CP80 would require pornographic content to come into user’s computer through a specific “port” and certainly the technology exists today as Yarro insisted. Despite Yarro’s claim that the CP80’s solution is unique, there are similar systems that exist. Content filters that rely on firewalls, though technically very different, rely on the same concept. General content goes through the firewall or port, and pornographic material is blocked.

CP80’s Web site say their system is not “a content filter” but Yarro’s presentation made it unclear who would organize the pornography onto the separate channel. Would there be a censorship team that decides?

This conundrum has made Internet filtering difficult and also made the Supreme Court weary of permitting overly broad Internet censorship. Where magazine racks and cable television have several hundred titles and channels to be organized as either porn or not porn, the Internet has millions of addresses and there are thousands of new sites added or renamed daily. Whether pornography is blocked by a firewall or simply not received on a designated port, it seems there needs to be someone, somewhere who enforces the rules and judges what is and what is not pornographic.

Or would the porn industry be trusted to organize itself onto a separate channel?

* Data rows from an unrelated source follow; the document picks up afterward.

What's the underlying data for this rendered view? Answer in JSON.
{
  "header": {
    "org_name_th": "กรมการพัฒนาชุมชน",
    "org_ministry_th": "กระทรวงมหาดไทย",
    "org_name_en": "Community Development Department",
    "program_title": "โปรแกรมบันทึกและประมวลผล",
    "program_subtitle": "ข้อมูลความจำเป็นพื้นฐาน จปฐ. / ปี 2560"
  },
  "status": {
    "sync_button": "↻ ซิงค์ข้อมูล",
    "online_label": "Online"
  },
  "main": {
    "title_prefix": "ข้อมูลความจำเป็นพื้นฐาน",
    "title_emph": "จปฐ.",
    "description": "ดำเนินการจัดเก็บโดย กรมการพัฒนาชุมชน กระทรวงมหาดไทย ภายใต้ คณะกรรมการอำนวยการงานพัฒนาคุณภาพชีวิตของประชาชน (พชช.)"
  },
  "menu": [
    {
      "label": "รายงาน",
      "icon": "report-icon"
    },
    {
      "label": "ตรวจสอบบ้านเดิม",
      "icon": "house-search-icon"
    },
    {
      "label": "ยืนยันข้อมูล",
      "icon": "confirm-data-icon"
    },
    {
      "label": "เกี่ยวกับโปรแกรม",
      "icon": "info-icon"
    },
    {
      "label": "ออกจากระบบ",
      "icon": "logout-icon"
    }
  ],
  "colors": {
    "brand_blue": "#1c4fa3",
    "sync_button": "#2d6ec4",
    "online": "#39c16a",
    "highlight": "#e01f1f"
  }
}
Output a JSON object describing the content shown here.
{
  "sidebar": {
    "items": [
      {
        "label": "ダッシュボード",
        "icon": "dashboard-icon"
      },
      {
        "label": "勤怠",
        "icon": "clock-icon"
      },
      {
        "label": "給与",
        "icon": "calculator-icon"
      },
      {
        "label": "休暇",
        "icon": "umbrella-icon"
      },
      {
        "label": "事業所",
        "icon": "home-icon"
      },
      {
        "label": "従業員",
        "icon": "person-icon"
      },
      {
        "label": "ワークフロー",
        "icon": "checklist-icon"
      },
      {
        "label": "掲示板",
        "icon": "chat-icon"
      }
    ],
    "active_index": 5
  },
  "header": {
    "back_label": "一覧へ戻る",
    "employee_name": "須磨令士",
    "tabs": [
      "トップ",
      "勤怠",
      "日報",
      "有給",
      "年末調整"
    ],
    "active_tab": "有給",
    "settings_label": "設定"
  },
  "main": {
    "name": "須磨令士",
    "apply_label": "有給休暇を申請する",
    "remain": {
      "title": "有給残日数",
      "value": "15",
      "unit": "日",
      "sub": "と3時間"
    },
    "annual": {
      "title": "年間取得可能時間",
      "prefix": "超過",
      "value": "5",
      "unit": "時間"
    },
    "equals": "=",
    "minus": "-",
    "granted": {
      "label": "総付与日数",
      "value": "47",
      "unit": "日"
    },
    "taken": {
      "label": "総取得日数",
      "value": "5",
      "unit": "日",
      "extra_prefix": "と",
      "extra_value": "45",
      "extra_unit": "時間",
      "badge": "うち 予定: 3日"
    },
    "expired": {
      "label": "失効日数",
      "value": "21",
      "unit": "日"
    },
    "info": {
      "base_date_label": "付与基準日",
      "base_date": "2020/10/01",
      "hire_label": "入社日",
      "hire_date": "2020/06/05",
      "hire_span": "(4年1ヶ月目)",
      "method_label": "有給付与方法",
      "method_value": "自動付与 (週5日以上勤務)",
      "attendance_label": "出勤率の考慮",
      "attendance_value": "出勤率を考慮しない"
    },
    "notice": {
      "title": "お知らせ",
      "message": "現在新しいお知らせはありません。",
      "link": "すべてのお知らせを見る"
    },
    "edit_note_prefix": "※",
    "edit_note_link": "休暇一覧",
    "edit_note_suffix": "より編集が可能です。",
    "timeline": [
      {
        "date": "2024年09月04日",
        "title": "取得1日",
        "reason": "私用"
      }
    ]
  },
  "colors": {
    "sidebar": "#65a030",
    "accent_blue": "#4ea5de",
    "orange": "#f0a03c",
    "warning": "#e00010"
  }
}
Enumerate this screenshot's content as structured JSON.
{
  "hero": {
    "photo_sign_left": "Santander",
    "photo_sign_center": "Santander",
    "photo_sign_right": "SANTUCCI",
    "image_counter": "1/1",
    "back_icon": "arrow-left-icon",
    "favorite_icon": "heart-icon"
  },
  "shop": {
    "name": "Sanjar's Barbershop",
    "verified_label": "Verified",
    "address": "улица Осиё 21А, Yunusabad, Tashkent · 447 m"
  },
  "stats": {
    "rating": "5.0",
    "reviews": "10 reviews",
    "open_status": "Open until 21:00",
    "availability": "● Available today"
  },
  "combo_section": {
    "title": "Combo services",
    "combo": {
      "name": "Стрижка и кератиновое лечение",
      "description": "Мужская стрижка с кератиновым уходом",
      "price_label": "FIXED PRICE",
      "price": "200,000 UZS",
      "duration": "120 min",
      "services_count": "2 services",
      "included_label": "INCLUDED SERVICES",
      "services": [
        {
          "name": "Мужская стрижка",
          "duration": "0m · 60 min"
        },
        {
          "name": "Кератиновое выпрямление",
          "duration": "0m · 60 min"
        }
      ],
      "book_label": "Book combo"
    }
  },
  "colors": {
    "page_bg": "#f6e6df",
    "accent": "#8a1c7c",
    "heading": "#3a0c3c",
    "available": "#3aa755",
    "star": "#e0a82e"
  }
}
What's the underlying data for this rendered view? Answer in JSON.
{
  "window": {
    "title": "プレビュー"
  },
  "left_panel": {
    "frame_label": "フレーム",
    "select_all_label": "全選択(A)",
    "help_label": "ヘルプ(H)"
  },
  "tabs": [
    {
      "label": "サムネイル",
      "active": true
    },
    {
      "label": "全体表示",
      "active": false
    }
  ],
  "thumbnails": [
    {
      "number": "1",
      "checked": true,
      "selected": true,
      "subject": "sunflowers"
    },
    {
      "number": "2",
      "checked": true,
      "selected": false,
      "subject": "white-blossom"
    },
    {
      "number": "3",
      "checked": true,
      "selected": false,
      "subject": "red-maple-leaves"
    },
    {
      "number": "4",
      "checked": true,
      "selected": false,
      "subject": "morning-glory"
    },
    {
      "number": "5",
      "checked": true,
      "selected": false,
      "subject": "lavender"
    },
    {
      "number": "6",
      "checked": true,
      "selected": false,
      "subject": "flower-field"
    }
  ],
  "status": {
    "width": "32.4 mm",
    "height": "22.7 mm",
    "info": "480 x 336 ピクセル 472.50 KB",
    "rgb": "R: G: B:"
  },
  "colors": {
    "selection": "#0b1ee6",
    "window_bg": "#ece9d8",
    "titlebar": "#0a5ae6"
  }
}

Yarro said laws need to be created to empower consumers to sue pornographers who inappropriately serve porn on the non-porn channels. He said CP80’s solutions would allow users to look up the owner of a pornographic Web site and take legal action against them if they are found violating laws. This technology already exists as well, and is hosted by numerous “Who is” Web sites.

Despite the difficulties, legal woes and the crushing burden of millions of pornographic images on the Web, Yarro seemed determined to do something.

“We’re about to raise an entire generation on it [pornography],” Yarro said.

Displaying just how difficult the task is, Yarro handed out a one-sheet pamphlet titled “Three things you need to know about Internet Porn!” The list contained what seems to be a curious paradox.

“Internet pornography is addictive,” the first item on the list reads. Number two says, “There are NO solutions to Internet pornography.” Without any more explanation it continues to number 3, “CP80 can solve the Internet pornography problem.”

CP80 promises to solve a problem that, by their own intriguing admission, has no solution. Oh yes, we got lots and lots of Trouble.